En tercer lugar están las finanzas del docente promedio y de su Sindicato. Sea por consumismo, por penuria de recursos y abundancia de necesidades, o por una mezcla de ambos, no somos pocos los docentes que, en cuotas, estamos endeudados en cinco o seis sueldos. Eso hace muy difícil soportar fuertes descuentos en el salario, máxime si no hay una caja sindical poderosa que pueda paliarlos. Nótese que esto es, en parte, una cuestión de hacer cuentas: si lo que obtengo de aumento no compensa en pocos meses lo que invertí en paros, la huelga por salario puede considerarse, en buena medida, una derrota.

En cuarto lugar – y al menos coyunturalmente – está el problema de la adhesión o acatamiento. En Secundaria y en Montevideo, alrededor de 5/8 del profesorado no está afiliado a su Sindicato.

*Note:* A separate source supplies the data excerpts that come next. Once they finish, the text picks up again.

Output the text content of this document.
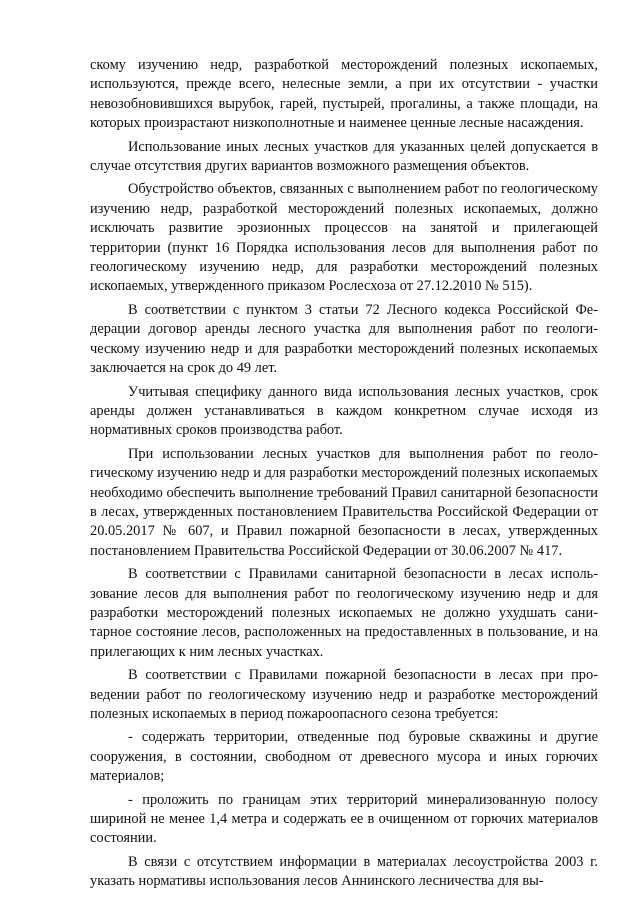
скому изучению недр, разработкой месторождений полезных ископаемых, используются, прежде всего, нелесные земли, а при их отсутствии - участки невозобновившихся вырубок, гарей, пустырей, прогалины, а также площади, на которых произрастают низкополнотные и наименее ценные лесные насаждения.

Использование иных лесных участков для указанных целей допускается в случае отсутствия других вариантов возможного размещения объектов.

Обустройство объектов, связанных с выполнением работ по геологическому изучению недр, разработкой месторождений полезных ископаемых, должно исключать развитие эрозионных процессов на занятой и прилегающей территории (пункт 16 Порядка использования лесов для выполнения работ по геологическому изучению недр, для разработки месторождений полезных ископаемых, утвержденного приказом Рослесхоза от 27.12.2010 № 515).

В соответствии с пунктом 3 статьи 72 Лесного кодекса Российской Федерации договор аренды лесного участка для выполнения работ по геологическому изучению недр и для разработки месторождений полезных ископаемых заключается на срок до 49 лет.

Учитывая специфику данного вида использования лесных участков, срок аренды должен устанавливаться в каждом конкретном случае исходя из нормативных сроков производства работ.

При использовании лесных участков для выполнения работ по геологическому изучению недр и для разработки месторождений полезных ископаемых необходимо обеспечить выполнение требований Правил санитарной безопасности в лесах, утвержденных постановлением Правительства Российской Федерации от 20.05.2017 № 607, и Правил пожарной безопасности в лесах, утвержденных постановлением Правительства Российской Федерации от 30.06.2007 № 417.

В соответствии с Правилами санитарной безопасности в лесах использование лесов для выполнения работ по геологическому изучению недр и для разработки месторождений полезных ископаемых не должно ухудшать санитарное состояние лесов, расположенных на предоставленных в пользование, и на прилегающих к ним лесных участках.

В соответствии с Правилами пожарной безопасности в лесах при проведении работ по геологическому изучению недр и разработке месторождений полезных ископаемых в период пожароопасного сезона требуется:

- содержать территории, отведенные под буровые скважины и другие сооружения, в состоянии, свободном от древесного мусора и иных горючих материалов;

- проложить по границам этих территорий минерализованную полосу шириной не менее 1,4 метра и содержать ее в очищенном от горючих материалов состоянии.

В связи с отсутствием информации в материалах лесоустройства 2003 г. указать нормативы использования лесов Аннинского лесничества для вы-
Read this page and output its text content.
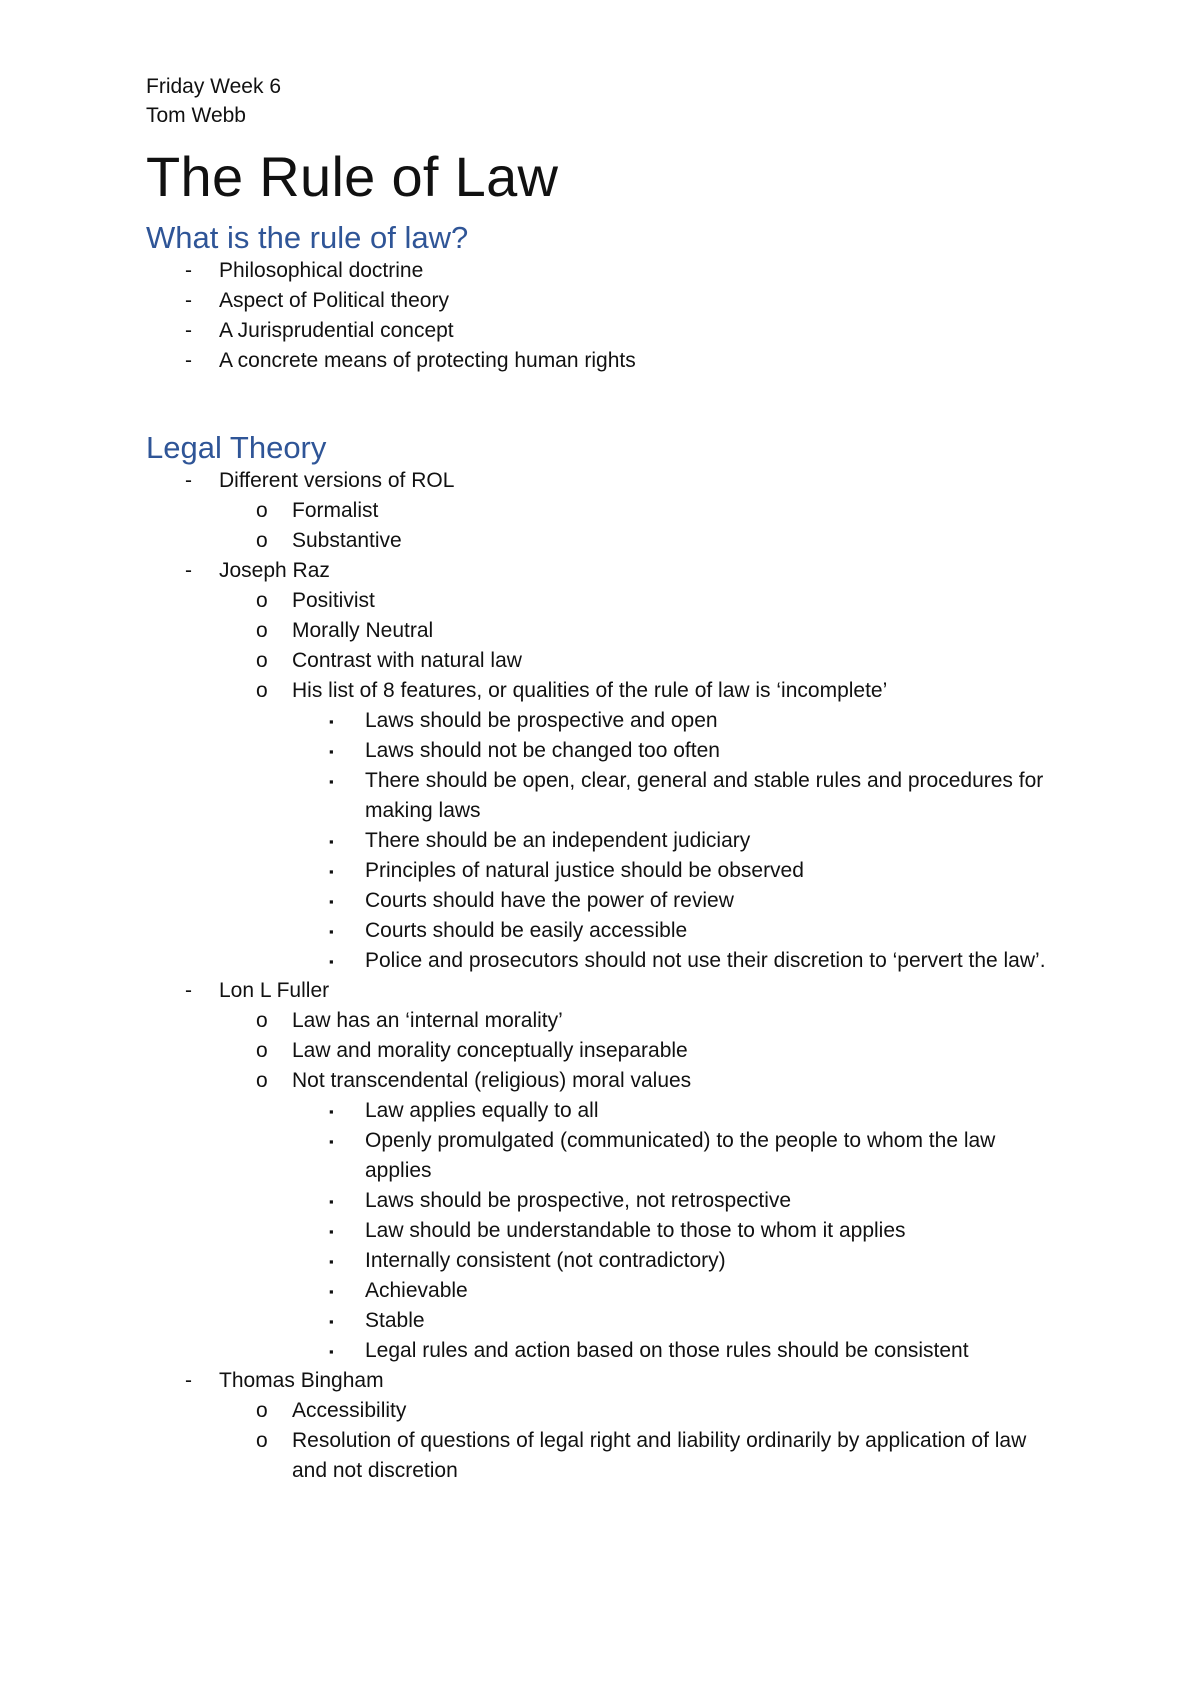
Friday Week 6
Tom Webb
The Rule of Law
What is the rule of law?
- Philosophical doctrine
- Aspect of Political theory
- A Jurisprudential concept
- A concrete means of protecting human rights
Legal Theory
- Different versions of ROL
o Formalist
o Substantive
- Joseph Raz
o Positivist
o Morally Neutral
o Contrast with natural law
o His list of 8 features, or qualities of the rule of law is ‘incomplete’
▪ Laws should be prospective and open
▪ Laws should not be changed too often
▪ There should be open, clear, general and stable rules and procedures for making laws
▪ There should be an independent judiciary
▪ Principles of natural justice should be observed
▪ Courts should have the power of review
▪ Courts should be easily accessible
▪ Police and prosecutors should not use their discretion to ‘pervert the law’.
- Lon L Fuller
o Law has an ‘internal morality’
o Law and morality conceptually inseparable
o Not transcendental (religious) moral values
▪ Law applies equally to all
▪ Openly promulgated (communicated) to the people to whom the law applies
▪ Laws should be prospective, not retrospective
▪ Law should be understandable to those to whom it applies
▪ Internally consistent (not contradictory)
▪ Achievable
▪ Stable
▪ Legal rules and action based on those rules should be consistent
- Thomas Bingham
o Accessibility
o Resolution of questions of legal right and liability ordinarily by application of law and not discretion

Si a esto se le suma que hay cientos de afiliados que no cumplen los paros, se concluye que es improbable que una mayoría docente lleve adelante una huelga.

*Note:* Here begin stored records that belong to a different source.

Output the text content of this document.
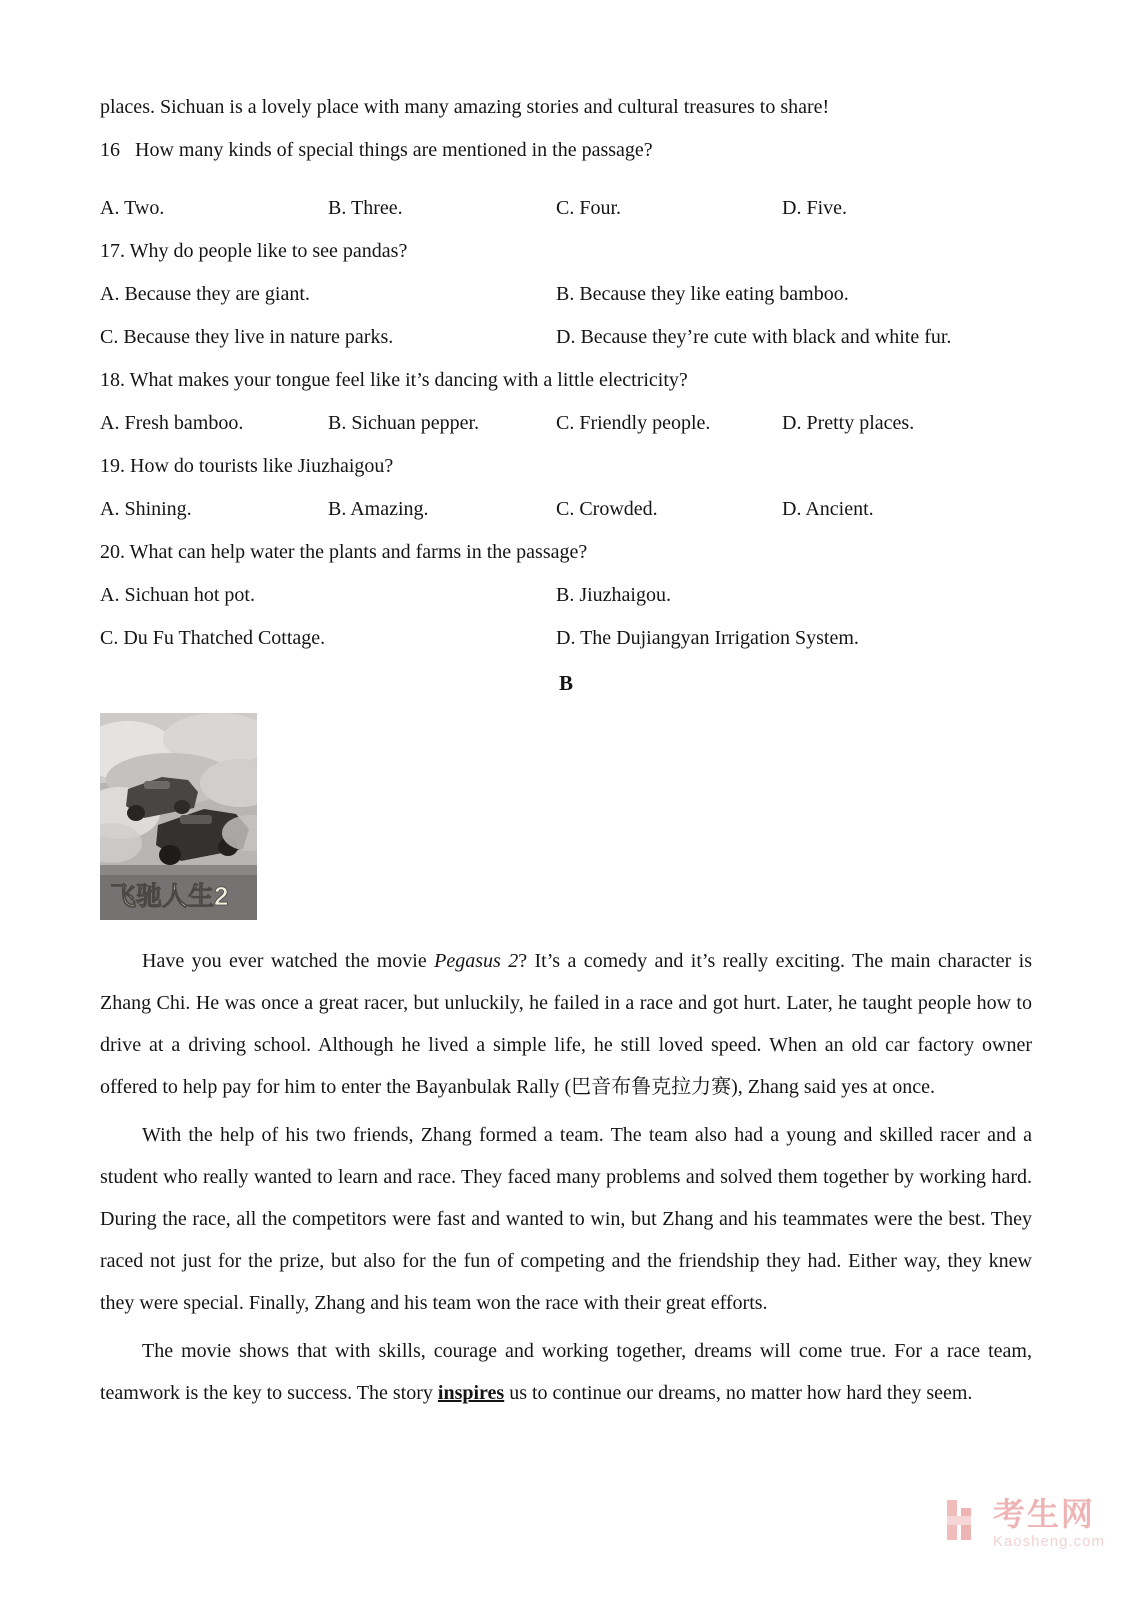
places. Sichuan is a lovely place with many amazing stories and cultural treasures to share!
16   How many kinds of special things are mentioned in the passage?
A. Two.	B. Three.	C. Four.	D. Five.
17. Why do people like to see pandas?
A. Because they are giant.	B. Because they like eating bamboo.
C. Because they live in nature parks.	D. Because they’re cute with black and white fur.
18. What makes your tongue feel like it’s dancing with a little electricity?
A. Fresh bamboo.	B. Sichuan pepper.	C. Friendly people.	D. Pretty places.
19. How do tourists like Jiuzhaigou?
A. Shining.	B. Amazing.	C. Crowded.	D. Ancient.
20. What can help water the plants and farms in the passage?
A. Sichuan hot pot.	B. Jiuzhaigou.
C. Du Fu Thatched Cottage.	D. The Dujiangyan Irrigation System.
B
飞驰人生2

Have you ever watched the movie Pegasus 2? It’s a comedy and it’s really exciting. The main character is Zhang Chi. He was once a great racer, but unluckily, he failed in a race and got hurt. Later, he taught people how to drive at a driving school. Although he lived a simple life, he still loved speed. When an old car factory owner offered to help pay for him to enter the Bayanbulak Rally (巴音布鲁克拉力赛), Zhang said yes at once.

With the help of his two friends, Zhang formed a team. The team also had a young and skilled racer and a student who really wanted to learn and race. They faced many problems and solved them together by working hard. During the race, all the competitors were fast and wanted to win, but Zhang and his teammates were the best. They raced not just for the prize, but also for the fun of competing and the friendship they had. Either way, they knew they were special. Finally, Zhang and his team won the race with their great efforts.

The movie shows that with skills, courage and working together, dreams will come true. For a race team, teamwork is the key to success. The story inspires us to continue our dreams, no matter how hard they seem.

考生网
Kaosheng.com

A propósito de lo anterior

No puedo dejar de escribir sobre este problema. Me refiero al de los afiliados que no sienten que deban o puedan cumplir con los paros que resuelve el Sindicato (y aclaro que si me viera alguna vez en tal situación – cosa que no es imposible – me desafiliaría). Mi idea de cómo debe solucionarse es adoptar un ritmo de uso de la medida de paro más acorde con el sentir de la masa sindical y gremial. Podría también – y conste que no apoyo esta “solución” – desafiliarse a cientos de compañeros, aunque se requieren para ello cinco votos conformes en la Directiva. Y no se objete que no se puede saber quiénes hacen una huelga y quiénes no: si no merma su cotización sindical en los meses de huelga, es que no la cumplieron. Acaso estuviese alguno de ellos de licencia médica en ese período, pero es cosa que puede averiguarse con facilidad. Lo único que me parece inconveniente es dejar el problema así, sin asumirlo ni intentar resolverlo.

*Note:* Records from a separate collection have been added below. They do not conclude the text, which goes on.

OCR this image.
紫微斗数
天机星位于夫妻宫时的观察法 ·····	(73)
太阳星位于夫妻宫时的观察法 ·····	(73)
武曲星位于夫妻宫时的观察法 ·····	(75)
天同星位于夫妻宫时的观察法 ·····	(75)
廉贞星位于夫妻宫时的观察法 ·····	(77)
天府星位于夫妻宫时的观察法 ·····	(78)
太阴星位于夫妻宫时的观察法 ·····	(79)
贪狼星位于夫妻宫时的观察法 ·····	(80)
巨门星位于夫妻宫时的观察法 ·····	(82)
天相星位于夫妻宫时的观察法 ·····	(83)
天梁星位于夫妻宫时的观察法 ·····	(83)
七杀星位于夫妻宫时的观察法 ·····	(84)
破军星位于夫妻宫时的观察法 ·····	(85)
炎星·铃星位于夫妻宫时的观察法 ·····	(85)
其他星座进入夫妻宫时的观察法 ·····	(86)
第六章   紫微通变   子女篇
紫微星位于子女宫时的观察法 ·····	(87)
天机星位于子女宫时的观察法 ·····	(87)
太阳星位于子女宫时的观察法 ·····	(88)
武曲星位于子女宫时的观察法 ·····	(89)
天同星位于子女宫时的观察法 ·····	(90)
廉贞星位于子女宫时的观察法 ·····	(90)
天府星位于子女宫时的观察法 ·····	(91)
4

Y si no es huelga…¿qué hacemos?

Pues dejarlos en ridículo por ineptos, irresponsables y, cuando corresponda, por mentirosos, de modo tal que el costo político por una mala gestión lo paguen ellos, y no os trabajadores de la educación sindicalizados. Esto implica que en nuestras medidas de lucha que emprendamos, los factores claves, más que el tiempo de interrupción de la tarea, sean la cantidad de docentes participando, la cantidad de trabajadores de otros sectores y ciudadanos en general apoyando y, principalísimamente, la claridad con la que demostremos que nuestro reclamo es justo y necesario para una mejor educación de nuestros estudiantes, así como también que las propuestas de política educativa que presentemos sean sólidas (y que los argumentos con que objetemos, por perjudiciales, las políticas educativas de gobierno, sean claros, precisos y contundentes).

Temo que no serán muchos los militantes (de ninguna de las corrientes que se expresan en ADES – Montevideo) que estén de acuerdo con lo que acabo de escribir. Pero en tanto lo escribo desde mis principios, me siento bien al elevarlo para que se publique.